Ein Glücksgefühl steigt in mir auf: Die nächste Woche wird genial. Am liebsten würde ich mich direkt in die große Hollywoodschaukel hinten auf der Terrasse setzen, einen Cappuccino trinken und ein gutes Buch lesen. Ich kann es kaum erwarten.

Aber erst einmal muss ich die Hausherrin finden.

Terrassentür und sogar Fliegentür stehen offen, also kann sie nicht weit weg sein. Wahrscheinlich ist sie wirklich hier draußen gewesen, als ich geklingelt habe und nun vorn am Eingang.

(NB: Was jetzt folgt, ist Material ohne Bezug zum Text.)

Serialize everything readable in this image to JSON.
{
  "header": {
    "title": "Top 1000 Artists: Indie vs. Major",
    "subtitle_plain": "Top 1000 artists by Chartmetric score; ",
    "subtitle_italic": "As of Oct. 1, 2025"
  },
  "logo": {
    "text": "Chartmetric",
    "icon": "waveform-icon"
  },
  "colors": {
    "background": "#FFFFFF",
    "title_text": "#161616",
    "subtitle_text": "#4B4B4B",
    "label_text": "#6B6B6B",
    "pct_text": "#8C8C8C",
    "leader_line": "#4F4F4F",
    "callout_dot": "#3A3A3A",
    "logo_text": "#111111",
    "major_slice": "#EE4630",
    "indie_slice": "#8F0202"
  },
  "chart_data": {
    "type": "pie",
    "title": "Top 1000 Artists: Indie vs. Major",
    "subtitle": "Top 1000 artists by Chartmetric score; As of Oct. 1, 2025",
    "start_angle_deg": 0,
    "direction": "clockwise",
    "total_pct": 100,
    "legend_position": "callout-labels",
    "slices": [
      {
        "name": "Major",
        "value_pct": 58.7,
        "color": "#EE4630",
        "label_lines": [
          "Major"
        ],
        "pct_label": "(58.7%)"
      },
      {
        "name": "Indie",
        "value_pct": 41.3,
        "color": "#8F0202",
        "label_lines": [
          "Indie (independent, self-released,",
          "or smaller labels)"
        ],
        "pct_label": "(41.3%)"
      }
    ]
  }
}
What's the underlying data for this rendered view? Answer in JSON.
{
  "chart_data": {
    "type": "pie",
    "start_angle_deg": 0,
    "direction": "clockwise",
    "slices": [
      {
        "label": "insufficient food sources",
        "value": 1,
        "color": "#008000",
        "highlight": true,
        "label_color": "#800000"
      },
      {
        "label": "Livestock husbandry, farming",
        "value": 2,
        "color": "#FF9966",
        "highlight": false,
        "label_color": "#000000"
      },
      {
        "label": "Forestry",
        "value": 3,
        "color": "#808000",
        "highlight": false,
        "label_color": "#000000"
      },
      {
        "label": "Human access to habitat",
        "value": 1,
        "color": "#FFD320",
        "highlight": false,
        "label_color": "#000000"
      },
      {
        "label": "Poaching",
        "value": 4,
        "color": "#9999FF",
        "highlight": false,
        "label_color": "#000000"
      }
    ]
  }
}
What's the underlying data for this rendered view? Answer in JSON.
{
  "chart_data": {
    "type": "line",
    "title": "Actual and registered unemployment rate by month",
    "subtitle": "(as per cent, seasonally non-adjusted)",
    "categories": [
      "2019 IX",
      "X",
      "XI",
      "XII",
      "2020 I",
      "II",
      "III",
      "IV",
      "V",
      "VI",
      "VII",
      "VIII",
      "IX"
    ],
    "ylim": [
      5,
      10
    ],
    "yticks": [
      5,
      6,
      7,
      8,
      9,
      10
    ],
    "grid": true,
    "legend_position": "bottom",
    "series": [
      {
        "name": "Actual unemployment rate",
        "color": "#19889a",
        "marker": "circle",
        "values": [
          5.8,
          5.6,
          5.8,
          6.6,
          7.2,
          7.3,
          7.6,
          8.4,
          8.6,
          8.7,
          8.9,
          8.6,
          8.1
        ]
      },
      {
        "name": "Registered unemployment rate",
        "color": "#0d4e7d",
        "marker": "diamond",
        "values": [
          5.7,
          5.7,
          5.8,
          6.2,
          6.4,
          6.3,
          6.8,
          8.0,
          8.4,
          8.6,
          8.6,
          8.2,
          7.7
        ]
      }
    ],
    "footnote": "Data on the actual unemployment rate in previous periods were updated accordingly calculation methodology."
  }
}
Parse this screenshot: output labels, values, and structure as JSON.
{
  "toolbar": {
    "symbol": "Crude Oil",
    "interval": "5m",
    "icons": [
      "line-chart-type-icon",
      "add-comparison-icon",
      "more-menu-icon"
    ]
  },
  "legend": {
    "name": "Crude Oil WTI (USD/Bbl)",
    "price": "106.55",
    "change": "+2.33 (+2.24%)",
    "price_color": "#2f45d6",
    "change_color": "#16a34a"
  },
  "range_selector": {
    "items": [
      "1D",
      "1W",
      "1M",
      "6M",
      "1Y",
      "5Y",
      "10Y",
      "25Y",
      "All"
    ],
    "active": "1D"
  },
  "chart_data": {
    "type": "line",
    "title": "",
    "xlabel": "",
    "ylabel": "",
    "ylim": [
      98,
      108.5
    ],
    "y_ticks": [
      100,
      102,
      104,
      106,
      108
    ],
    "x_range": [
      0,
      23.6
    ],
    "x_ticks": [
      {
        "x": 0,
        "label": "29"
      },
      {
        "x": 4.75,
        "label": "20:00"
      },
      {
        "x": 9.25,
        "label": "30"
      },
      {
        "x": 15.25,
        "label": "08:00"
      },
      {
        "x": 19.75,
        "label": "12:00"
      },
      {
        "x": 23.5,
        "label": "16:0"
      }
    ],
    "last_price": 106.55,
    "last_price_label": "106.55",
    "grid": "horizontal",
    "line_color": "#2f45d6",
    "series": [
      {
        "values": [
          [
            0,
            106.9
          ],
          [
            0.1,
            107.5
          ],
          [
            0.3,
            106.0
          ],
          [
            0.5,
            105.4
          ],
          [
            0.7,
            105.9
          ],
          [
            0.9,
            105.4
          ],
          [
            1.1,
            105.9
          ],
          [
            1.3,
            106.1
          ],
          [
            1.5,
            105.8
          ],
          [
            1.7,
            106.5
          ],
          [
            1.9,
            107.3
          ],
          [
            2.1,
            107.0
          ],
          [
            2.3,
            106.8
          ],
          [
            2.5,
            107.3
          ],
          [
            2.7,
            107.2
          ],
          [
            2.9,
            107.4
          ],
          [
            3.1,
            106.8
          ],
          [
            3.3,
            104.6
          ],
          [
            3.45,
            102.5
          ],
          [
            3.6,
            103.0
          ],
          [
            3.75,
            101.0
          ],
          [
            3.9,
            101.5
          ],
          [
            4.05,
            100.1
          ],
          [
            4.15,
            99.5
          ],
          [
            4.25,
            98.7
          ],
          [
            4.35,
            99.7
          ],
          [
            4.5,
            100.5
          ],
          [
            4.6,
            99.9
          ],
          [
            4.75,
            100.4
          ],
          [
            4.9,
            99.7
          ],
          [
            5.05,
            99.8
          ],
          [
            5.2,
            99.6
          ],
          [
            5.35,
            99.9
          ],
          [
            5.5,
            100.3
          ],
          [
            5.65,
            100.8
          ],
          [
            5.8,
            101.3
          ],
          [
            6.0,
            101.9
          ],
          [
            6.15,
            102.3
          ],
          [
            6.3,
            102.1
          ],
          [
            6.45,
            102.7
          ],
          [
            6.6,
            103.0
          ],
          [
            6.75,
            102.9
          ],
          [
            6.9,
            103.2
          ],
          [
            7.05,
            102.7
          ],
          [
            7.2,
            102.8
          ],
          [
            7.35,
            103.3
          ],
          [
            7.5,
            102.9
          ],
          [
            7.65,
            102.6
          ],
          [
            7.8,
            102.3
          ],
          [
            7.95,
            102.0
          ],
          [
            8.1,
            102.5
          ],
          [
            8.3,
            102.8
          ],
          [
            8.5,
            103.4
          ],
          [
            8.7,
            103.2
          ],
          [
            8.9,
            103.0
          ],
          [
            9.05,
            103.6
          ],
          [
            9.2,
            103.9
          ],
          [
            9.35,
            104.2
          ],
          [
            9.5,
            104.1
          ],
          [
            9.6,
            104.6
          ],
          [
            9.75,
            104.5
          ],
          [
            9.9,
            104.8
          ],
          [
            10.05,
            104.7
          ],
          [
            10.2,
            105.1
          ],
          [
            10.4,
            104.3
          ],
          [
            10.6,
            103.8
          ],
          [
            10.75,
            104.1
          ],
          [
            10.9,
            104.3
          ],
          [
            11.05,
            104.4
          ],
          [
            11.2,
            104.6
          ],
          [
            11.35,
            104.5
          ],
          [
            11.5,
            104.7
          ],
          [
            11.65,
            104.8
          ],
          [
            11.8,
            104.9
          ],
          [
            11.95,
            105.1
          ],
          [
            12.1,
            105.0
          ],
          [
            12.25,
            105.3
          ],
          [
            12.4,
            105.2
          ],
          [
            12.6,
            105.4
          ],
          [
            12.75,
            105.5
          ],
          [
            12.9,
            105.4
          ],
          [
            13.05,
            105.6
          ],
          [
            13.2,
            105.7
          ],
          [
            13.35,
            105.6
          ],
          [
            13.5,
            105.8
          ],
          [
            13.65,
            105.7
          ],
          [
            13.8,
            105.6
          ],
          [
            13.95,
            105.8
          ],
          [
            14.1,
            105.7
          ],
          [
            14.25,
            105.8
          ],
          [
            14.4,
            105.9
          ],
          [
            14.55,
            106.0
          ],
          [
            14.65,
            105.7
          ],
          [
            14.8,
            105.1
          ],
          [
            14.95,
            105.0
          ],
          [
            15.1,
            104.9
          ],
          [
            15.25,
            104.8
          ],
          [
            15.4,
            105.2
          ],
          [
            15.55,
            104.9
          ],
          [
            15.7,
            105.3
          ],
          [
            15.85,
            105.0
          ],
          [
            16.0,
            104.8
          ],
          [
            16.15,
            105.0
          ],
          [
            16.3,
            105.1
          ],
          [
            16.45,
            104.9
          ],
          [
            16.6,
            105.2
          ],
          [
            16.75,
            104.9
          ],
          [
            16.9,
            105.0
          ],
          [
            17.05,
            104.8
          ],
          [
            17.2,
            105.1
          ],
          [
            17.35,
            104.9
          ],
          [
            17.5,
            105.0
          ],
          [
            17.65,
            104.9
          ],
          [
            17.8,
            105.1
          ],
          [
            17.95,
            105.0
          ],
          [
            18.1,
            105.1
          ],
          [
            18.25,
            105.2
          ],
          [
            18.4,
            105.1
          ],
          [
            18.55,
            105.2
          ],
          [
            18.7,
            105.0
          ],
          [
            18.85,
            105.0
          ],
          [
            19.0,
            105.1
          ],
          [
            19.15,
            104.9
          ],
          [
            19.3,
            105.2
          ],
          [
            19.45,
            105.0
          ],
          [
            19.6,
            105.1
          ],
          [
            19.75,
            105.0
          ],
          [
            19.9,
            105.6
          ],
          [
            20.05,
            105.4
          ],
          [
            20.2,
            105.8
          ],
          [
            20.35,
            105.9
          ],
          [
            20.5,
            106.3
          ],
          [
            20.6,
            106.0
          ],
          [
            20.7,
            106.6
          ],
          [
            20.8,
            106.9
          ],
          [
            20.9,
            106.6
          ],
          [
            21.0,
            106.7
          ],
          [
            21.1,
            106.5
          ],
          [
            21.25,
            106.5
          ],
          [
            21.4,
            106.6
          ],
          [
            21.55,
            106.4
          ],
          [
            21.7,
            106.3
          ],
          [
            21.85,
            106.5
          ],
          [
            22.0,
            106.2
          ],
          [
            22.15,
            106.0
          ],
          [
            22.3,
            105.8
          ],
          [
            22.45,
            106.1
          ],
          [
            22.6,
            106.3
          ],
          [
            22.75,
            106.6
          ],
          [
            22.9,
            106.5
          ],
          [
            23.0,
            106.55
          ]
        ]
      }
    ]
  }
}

Ich klopfe leise an und trete ein. »Elena? Ich bin es, Nicole. Die Tür stand offen.«

Eine gespenstische Stille schlägt mir aus den Tiefen des Hauses entgegen.

Das darf nicht wahr sein! Unbehaglich krame ich mein Smartphone hervor und wähle gewiss zum zwanzigsten Mal am heutigen Tag Elenas Nummer. Wie gehabt ertönt der Rufton, aber das Klingeln ihres Telefons ist nicht zu hören. Vielleicht ist es kaputt oder einfach auf lautlos. Kurzerhand stelle ich den Trolley an die Wand und laufe los, um das für mich fremde Haus abzusuchen. Verzweiflung lässt einen wohl die gute Erziehung vergessen. Außerdem muss ich mal.

Im Wohnbereich fällt mir sofort ein überdimensioniertes Bild von Elena auf, das beinah die Hälfte der Wand einnimmt. Schick angezogen, mit ihren langen roten Haaren, die in Wellen über die schlanken Schultern fallen, und dem aufgeschlossenen Lachen. Ihre fünfundvierzig Jahre sieht man ihr nicht an.

Bei einem Vergleich mit meiner Freundin schneide ich schlecht ab. Schon längst zeigen sich bei mir Falten, obwohl ich erst im Herbst vierzig werde. Auch tauchen immer öfter vereinzelt graue Haare zwischen den naturbraunen auf; bisher konnte ich sie alle auszupfen.

Zumindest die Gästetoilette ist schnell zu finden. Nach einem prüfenden Blick in den Spiegel spritze ich mir etwas Wasser ins Gesicht. Die Erfrischung ist dringend nötig, schließlich hat für mich der Tag bereits sehr zeitig begonnen.

Dann laufe ich weiter, schaue in jeden Raum hinein und rufe nach Elena. Zehn Minuten später gibt es keinen Zweifel mehr: Das Ferienhaus ist verlassen.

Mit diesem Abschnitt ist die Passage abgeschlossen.